For those who wonder what good Newt Gingrich does by staying in the race, Larry Kudlow may have an answer. After getting hammered by Gingrich and his super-PAC about a lack of bold change in his 59-page economic plan, Mitt Romney will release a new, bolder plan as early as tomorrow night’s debate, and definitely by the end of the week in Detroit:
I’m embargoed from releasing details until tomorrow. But I can say that the new plan will be across-the-board with supply-side incentives from rate reduction, and that it will help small-business owners as well as everyone else.

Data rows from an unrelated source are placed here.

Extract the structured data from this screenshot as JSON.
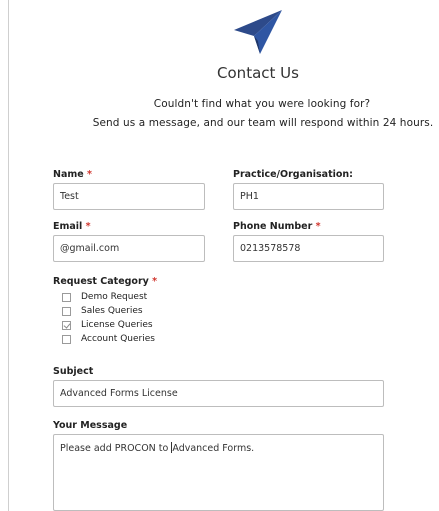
{
  "header": {
    "title": "Contact Us",
    "intro_line1": "Couldn't find what you were looking for?",
    "intro_line2": "Send us a message, and our team will respond within 24 hours."
  },
  "form": {
    "name": {
      "label": "Name",
      "required": "*",
      "value": "Test"
    },
    "practice": {
      "label": "Practice/Organisation:",
      "value": "PH1"
    },
    "email": {
      "label": "Email",
      "required": "*",
      "value": "@gmail.com"
    },
    "phone": {
      "label": "Phone Number",
      "required": "*",
      "value": "0213578578"
    },
    "category": {
      "label": "Request Category",
      "required": "*",
      "options": [
        {
          "label": "Demo Request",
          "checked": false
        },
        {
          "label": "Sales Queries",
          "checked": false
        },
        {
          "label": "License Queries",
          "checked": true
        },
        {
          "label": "Account Queries",
          "checked": false
        }
      ]
    },
    "subject": {
      "label": "Subject",
      "value": "Advanced Forms License"
    },
    "message": {
      "label": "Your Message",
      "value_before_caret": "Please add PROCON to ",
      "value_after_caret": "Advanced Forms."
    }
  },
  "colors": {
    "logo": "#2d4a8a",
    "required": "#d0342c",
    "border": "#bdbdbd"
  },
  "icons": {
    "logo": "paper-plane-icon"
  }
}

This is noteworthy on a couple of levels. Gingrich has been attacking Romney’s plan as incremental for weeks, since before Iowa’s caucuses during Gingrich’s first surge. (Gingrich has also been attacking Rick Santorum for lacking boldness in his economic plan as well.) Gingrich hasn’t been a threat to Romney of late, but it’s also been clear that Romney hasn’t evoked any of the passion that Gingrich does among his own hard-core supporters. As Santorum takes the national lead and momentum in upcoming races, Romney may have decided that he needs to provide more of a reason to get people to vote for him, as opposed to against the rest of the field.
Second, the leak to Kudlow is interesting as well. The Romney team hasn’t exactly been focused on grooming contacts with conservative media outlets, perhaps in anticipation of an easy walk to the nomination and the need to appear more moderate in a general election. As his spending depletes his campaign coffers and another competitor starts to eclipse him — this time it’s Santorum — it looks like Team Romney has decided to engage more with conservative outlets. That’s a smart plan, although one that should have started weeks ago, if not even further back.
A tough primary should produce a better nominee, one who has been strengthened by the experience and whose platform responds to pressure from voters to correspond to their positions. If Romney ends up winning the nomination and Gingrich pushes him to be more bold and more transformative, then Gingrich will have played a positive role for which conservatives should thank him later — assuming, of course, that Kudlow’s description of the plan is accurate.